O herói do mar é o herói da morte, escreveu o filósofo Gaston Bachelard. Quem se banha na ressaca, quem à onda não se turva, é imortal. Antes de ser morador de hospício, Arthur Bispo de Rosário era morador do mar. Foi sinaleiro, e para avisar o porto ou outros barcos, usava bandeiras geométricas. Já aí começou sua trajetória de costureiro, chapeleiro maluco, que ao invés de chapéus trajava mantos, ao invés de chá bebia um suco invisível do divino.

Os anjos o puxaram pela mão, aquele pugilista inflamado. Anunciou que seu destino era peregrinar; foi até os frades, os degraus da igreja. Naquela época já desafiava a morte, num ringue onde o nocaute do incauto era permanente. Queria morrer antes de morrer, e para tanto, alçou-se como profeta: era tarefa sua então julgar os vivos e os mortos. Foi preso e mandado para um hospício, porque era pobre, solitário, vivia no mar e não tinha nada na terra.

Naquele quarto branco, de colchão fino, com insetos arrastando-se pelos pés, Bispo do Rosário começou então a tecer seus mantos de delírio. Era rei de sua cela; em sua cabeça não colavam eletrodos, em seu corpo pelado ninguém atirava água com mangueira. Vivia numa rede de relicário dos objetos do comum. Os companheiros do hospício lhe traziam coisas; e as coisas eram canopos de um sagrado que somente ele entendia.

Os mantos que teceu eram como as grandes paredes de templos egípcios: cheias de hieroglifos do comum e do cotidiano, continham a palavra, que era para Bispo do Rosário o meio sagrado da comunicação; neles passava trabalhando exaustivas horas, sem comer, pouco saindo de sua cela. Tratava-os como crianças, e aos que conseguiram expôr os tecidos em museus, perguntava se estavam bem, se gostavam do lugar que estavam expostos.

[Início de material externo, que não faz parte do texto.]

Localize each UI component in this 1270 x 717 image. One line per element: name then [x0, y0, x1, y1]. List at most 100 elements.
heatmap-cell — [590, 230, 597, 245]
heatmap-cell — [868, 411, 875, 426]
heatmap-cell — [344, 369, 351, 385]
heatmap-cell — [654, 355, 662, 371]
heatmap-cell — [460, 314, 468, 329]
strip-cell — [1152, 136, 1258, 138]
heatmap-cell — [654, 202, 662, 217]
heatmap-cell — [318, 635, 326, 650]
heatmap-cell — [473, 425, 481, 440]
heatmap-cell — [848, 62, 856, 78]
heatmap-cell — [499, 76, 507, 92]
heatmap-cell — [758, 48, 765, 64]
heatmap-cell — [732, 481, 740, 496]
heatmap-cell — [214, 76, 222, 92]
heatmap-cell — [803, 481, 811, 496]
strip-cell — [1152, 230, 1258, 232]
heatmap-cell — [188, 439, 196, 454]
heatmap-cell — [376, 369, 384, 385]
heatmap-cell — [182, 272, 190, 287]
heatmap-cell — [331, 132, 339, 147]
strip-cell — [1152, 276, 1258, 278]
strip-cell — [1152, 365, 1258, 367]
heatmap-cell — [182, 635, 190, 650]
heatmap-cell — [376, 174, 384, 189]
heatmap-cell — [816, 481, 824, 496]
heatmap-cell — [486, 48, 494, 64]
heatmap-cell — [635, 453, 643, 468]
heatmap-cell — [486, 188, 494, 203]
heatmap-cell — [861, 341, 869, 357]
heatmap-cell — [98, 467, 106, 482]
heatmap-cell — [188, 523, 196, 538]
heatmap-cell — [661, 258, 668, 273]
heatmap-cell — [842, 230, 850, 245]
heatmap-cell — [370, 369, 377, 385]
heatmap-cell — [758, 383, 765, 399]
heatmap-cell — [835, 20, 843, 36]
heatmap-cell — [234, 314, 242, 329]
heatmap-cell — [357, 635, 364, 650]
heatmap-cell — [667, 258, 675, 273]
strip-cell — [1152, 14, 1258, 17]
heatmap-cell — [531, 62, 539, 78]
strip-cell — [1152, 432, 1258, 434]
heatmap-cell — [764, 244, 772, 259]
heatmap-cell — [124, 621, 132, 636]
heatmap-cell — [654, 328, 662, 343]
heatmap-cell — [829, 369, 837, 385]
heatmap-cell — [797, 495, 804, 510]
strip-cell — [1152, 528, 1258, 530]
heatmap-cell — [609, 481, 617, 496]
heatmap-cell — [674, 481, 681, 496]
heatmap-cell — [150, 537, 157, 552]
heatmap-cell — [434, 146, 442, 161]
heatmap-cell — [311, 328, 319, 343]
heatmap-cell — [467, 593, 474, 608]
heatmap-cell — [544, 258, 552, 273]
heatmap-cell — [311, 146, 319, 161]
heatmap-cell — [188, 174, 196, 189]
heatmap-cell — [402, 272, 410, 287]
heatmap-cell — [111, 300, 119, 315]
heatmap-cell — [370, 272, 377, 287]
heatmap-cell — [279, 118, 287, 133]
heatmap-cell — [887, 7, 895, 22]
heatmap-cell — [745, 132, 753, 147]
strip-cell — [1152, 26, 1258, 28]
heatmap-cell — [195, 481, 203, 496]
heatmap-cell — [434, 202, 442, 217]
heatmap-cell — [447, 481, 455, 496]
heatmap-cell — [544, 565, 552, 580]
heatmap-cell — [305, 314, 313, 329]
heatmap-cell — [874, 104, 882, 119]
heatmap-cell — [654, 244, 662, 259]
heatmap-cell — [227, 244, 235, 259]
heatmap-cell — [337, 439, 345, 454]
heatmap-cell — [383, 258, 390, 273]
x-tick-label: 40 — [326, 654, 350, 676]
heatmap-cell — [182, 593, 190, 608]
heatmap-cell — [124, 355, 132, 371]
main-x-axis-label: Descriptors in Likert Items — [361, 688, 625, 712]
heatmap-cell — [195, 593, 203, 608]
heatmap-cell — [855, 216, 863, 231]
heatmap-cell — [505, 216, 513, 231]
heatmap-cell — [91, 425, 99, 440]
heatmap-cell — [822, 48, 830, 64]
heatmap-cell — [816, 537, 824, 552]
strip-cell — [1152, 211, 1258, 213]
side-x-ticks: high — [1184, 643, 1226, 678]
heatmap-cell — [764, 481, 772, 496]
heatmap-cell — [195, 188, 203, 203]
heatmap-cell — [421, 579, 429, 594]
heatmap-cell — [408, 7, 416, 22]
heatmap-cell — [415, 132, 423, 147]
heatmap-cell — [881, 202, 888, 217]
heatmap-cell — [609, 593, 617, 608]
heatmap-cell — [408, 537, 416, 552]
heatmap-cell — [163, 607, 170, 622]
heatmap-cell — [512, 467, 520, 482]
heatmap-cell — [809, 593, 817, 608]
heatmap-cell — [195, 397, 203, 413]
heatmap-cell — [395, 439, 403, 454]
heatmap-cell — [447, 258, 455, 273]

Foi corajoso porque foi úmido como o mar, mas também porque secou. Ao fim da vida, começou seus ritos mortuários para o último round com a morte. Deixou de comer e foi esvaindo-se, virando um manto de ossos e magia. E foi-se, aos 80 anos, num infarto. Sua arte parece de difícil compreensão, mas porque caminhou num terreiro delicado, onde os deuses costuram e os humanos só vencem se são do mar.